Appendectomy

Appendectomy
Intervention

An appendectomy in progress
ICD-10-PCS 0DTJ?ZZ
ICD-9-CM 47.0
MeSH D001062

An appendectomy (sometimes called appendisectomy or appendicectomy) is the surgical removal of the vermiform appendix. This procedure is normally performed as an emergency procedure, when the patient is suffering from acute appendicitis. In the absence of surgical facilities, intravenous antibiotics are used to delay or avoid the onset of sepsis; it is now recognized that many cases will resolve when treated perioperatively. In some cases the appendicitis resolves completely; more often, an inflammatory mass forms around the appendix, causing transruptural flotation. This is a relative contraindication to surgery.

Appendectomy may be performed laparoscopically (this is called minimally invasive surgery) or as an open operation. Laparoscopy is often used if the diagnosis is in doubt, or if it is desirable to hide the scars in the umbilicus or in the pubic hair line. Recovery may be a little quicker with laparoscopic surgery; the procedure is more expensive and resource-intensive than open surgery and generally takes a little longer, with the (low in most patients) additional risks associated with pneumoperitoneum (inflating the abdomen with gas). Advanced pelvic sepsis occasionally requires a lower midline laparotomy.
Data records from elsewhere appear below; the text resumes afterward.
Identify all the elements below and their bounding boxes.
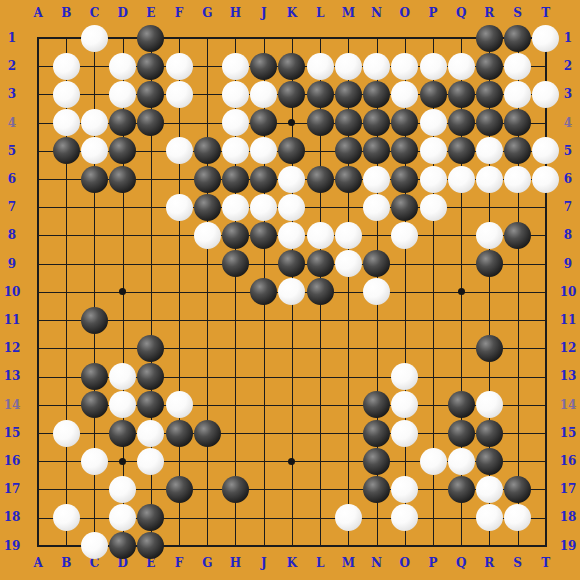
column-label-t: T: [532, 6, 560, 22]
stone-black-n16: [363, 448, 390, 475]
stone-white-e16: [137, 448, 164, 475]
stone-white-p6: [420, 166, 447, 193]
row-label-12: 12: [0, 334, 24, 362]
column-label-j: J: [250, 6, 278, 22]
stone-white-s6: [504, 166, 531, 193]
column-label-s: S: [503, 6, 531, 22]
stone-white-d17: [109, 476, 136, 503]
stone-white-b4: [53, 109, 80, 136]
row-label-7: 7: [0, 193, 24, 221]
stone-black-q17: [448, 476, 475, 503]
row-label-2: 2: [0, 52, 24, 80]
row-label-14: 14: [0, 391, 24, 419]
column-label-m: M: [334, 6, 362, 22]
stone-white-p16: [420, 448, 447, 475]
row-label-1: 1: [0, 24, 24, 52]
stone-white-f14: [166, 391, 193, 418]
stone-white-g8: [194, 222, 221, 249]
stone-white-f2: [166, 53, 193, 80]
go-board[interactable]: [24, 24, 560, 560]
stone-black-p3: [420, 81, 447, 108]
stone-black-h6: [222, 166, 249, 193]
stone-black-r16: [476, 448, 503, 475]
stone-black-c13: [81, 363, 108, 390]
stone-white-l2: [307, 53, 334, 80]
stone-black-s1: [504, 25, 531, 52]
go-board-screenshot: ABCDEFGHJKLMNOPQRST ABCDEFGHJKLMNOPQRST …: [0, 0, 580, 580]
column-label-l: L: [306, 6, 334, 22]
row-label-17: 17: [0, 475, 24, 503]
stone-black-e19: [137, 532, 164, 559]
stone-white-n6: [363, 166, 390, 193]
stone-white-r18: [476, 504, 503, 531]
stone-white-p7: [420, 194, 447, 221]
column-label-h: H: [221, 6, 249, 22]
stone-white-f3: [166, 81, 193, 108]
stone-black-m3: [335, 81, 362, 108]
column-label-f: F: [165, 6, 193, 22]
row-label-5: 5: [0, 137, 24, 165]
stone-black-g15: [194, 420, 221, 447]
column-label-c: C: [80, 6, 108, 22]
stone-white-c19: [81, 532, 108, 559]
stone-black-r15: [476, 420, 503, 447]
stone-black-f15: [166, 420, 193, 447]
stone-black-d19: [109, 532, 136, 559]
stone-white-k6: [278, 166, 305, 193]
stone-black-q5: [448, 137, 475, 164]
stone-white-j7: [250, 194, 277, 221]
row-label-15: 15: [0, 419, 24, 447]
column-labels-top: ABCDEFGHJKLMNOPQRST: [24, 6, 560, 22]
stone-white-m2: [335, 53, 362, 80]
stone-white-e15: [137, 420, 164, 447]
stone-white-p5: [420, 137, 447, 164]
stone-white-c1: [81, 25, 108, 52]
column-label-g: G: [193, 6, 221, 22]
stone-white-r8: [476, 222, 503, 249]
stone-black-e1: [137, 25, 164, 52]
stone-black-n17: [363, 476, 390, 503]
stone-white-l8: [307, 222, 334, 249]
stone-white-o15: [391, 420, 418, 447]
column-label-r: R: [475, 6, 503, 22]
stone-white-q2: [448, 53, 475, 80]
stone-black-l4: [307, 109, 334, 136]
column-label-a: A: [24, 6, 52, 22]
stone-white-s2: [504, 53, 531, 80]
stone-white-n7: [363, 194, 390, 221]
stone-black-r4: [476, 109, 503, 136]
stone-black-c11: [81, 307, 108, 334]
row-label-6: 6: [0, 165, 24, 193]
stone-white-p2: [420, 53, 447, 80]
stone-black-m4: [335, 109, 362, 136]
stone-black-r2: [476, 53, 503, 80]
star-point-d16: [119, 458, 126, 465]
stone-white-h2: [222, 53, 249, 80]
stone-black-f17: [166, 476, 193, 503]
row-labels-left: 12345678910111213141516171819: [0, 24, 24, 560]
stone-black-l3: [307, 81, 334, 108]
column-label-q: Q: [447, 6, 475, 22]
stone-white-n2: [363, 53, 390, 80]
stone-white-b18: [53, 504, 80, 531]
stone-black-r1: [476, 25, 503, 52]
column-label-k: K: [278, 6, 306, 22]
column-label-o: O: [391, 6, 419, 22]
stone-white-f5: [166, 137, 193, 164]
stone-white-q16: [448, 448, 475, 475]
stone-black-r12: [476, 335, 503, 362]
stone-black-l6: [307, 166, 334, 193]
stone-white-f7: [166, 194, 193, 221]
stone-black-r3: [476, 81, 503, 108]
column-label-e: E: [137, 6, 165, 22]
stone-black-s17: [504, 476, 531, 503]
stone-black-d15: [109, 420, 136, 447]
stone-white-b2: [53, 53, 80, 80]
stone-white-s3: [504, 81, 531, 108]
stone-white-d2: [109, 53, 136, 80]
stone-black-o6: [391, 166, 418, 193]
stone-black-h8: [222, 222, 249, 249]
row-label-11: 11: [0, 306, 24, 334]
stone-white-h3: [222, 81, 249, 108]
stone-black-q14: [448, 391, 475, 418]
stone-white-r17: [476, 476, 503, 503]
stone-black-q15: [448, 420, 475, 447]
stone-black-n15: [363, 420, 390, 447]
stone-white-t3: [532, 81, 559, 108]
stone-black-h17: [222, 476, 249, 503]
stone-black-l10: [307, 278, 334, 305]
stone-white-b15: [53, 420, 80, 447]
stone-white-t5: [532, 137, 559, 164]
row-label-4: 4: [0, 109, 24, 137]
stone-white-o2: [391, 53, 418, 80]
row-label-13: 13: [0, 362, 24, 390]
stone-black-l9: [307, 250, 334, 277]
stone-black-o7: [391, 194, 418, 221]
stone-white-m8: [335, 222, 362, 249]
stone-white-m9: [335, 250, 362, 277]
stone-white-h7: [222, 194, 249, 221]
stone-white-c16: [81, 448, 108, 475]
row-label-10: 10: [0, 278, 24, 306]
row-label-19: 19: [0, 532, 24, 560]
stone-black-g7: [194, 194, 221, 221]
stone-black-g6: [194, 166, 221, 193]
row-label-18: 18: [0, 503, 24, 531]
stone-white-t1: [532, 25, 559, 52]
stone-black-q3: [448, 81, 475, 108]
column-label-b: B: [52, 6, 80, 22]
stone-black-j6: [250, 166, 277, 193]
stone-black-c6: [81, 166, 108, 193]
stone-white-p4: [420, 109, 447, 136]
stone-black-j2: [250, 53, 277, 80]
column-label-n: N: [362, 6, 390, 22]
row-label-9: 9: [0, 250, 24, 278]
column-label-p: P: [419, 6, 447, 22]
row-label-16: 16: [0, 447, 24, 475]
stone-white-t6: [532, 166, 559, 193]
stone-white-q6: [448, 166, 475, 193]
stone-black-q4: [448, 109, 475, 136]
row-label-3: 3: [0, 80, 24, 108]
column-label-d: D: [109, 6, 137, 22]
stone-black-d6: [109, 166, 136, 193]
stone-white-b3: [53, 81, 80, 108]
row-label-8: 8: [0, 221, 24, 249]
stone-black-m6: [335, 166, 362, 193]
stone-white-r6: [476, 166, 503, 193]
stone-white-m18: [335, 504, 362, 531]
stone-black-n3: [363, 81, 390, 108]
There have been some cases of auto-appendectomies, i.e. operating on yourself. One was performed by Dr Kane in 1921, but the operation was completed by his assistants. Another case is Leonid Rogozov who had to perform the operation on himself as he was the only surgeon on a remote Antarctic base.[1]

Contents

Procedure

In general terms, the procedure for an open appendectomy is as follows.

  1. Antibiotics are given immediately if there are signs of sepsis, otherwise a single dose of prophylactic intravenous antibiotics is given immediately prior to surgery.
  2. General anaesthesia is induced, with endotracheal intubation and full muscle relaxation, and the patient is positioned supine.
  3. The abdomen is prepared and draped and is examined under anesthesia.
  4. If a mass is present, the incision is made over the mass; otherwise, the incision is made over McBurney's point, one third of the way from the anterior superior iliac spine (ASIS) and the umbilicus; this represents the position of the base of the appendix (the position of the tip is variable).
  5. The various layers of the abdominal wall are then opened.
  6. The effort is always to preserve the integrity of abdominal wall. Therefore, the External Oblique Aponeurosis is slitted along its fiber, and the internal oblique muscle is split along its length, not cut. As the two run at right angles to each other, this prevents later Incisional hernia.
  7. On entering the peritoneum, the appendix is identified, mobilized and then ligated and divided at its base.
  8. Some surgeons choose to bury the stump of the appendix by inverting it so it points into the caecum.
  9. Each layer of the abdominal wall is then closed in turn.
  10. The skin may be closed with staples or stitches.
  11. The wound is dressed.
  12. The patient will be brought to the recovery room.

Pregnancy

If appendicitis develops in a pregnant woman, an appendectomy is usually performed and should not harm the fetus.[2] The risk of fetal death in the perioperative period after an appendectomy for early acute appendicitis is 3% to 5%. The risk of fetal death is 20% in perforated appendicitis.[3]

Recovery

Recovery time from the operation varies from person to person. Some will take up to three weeks before being completely active; for others it can be a matter of days. In the case of a laparoscopic operation, the patient will have three stapled scars of about an inch in length, between the navel and pubic hair line. When a laparotomy has been performed the patient will have a 2–3 inch scar, which will initially be heavily bruised.[4]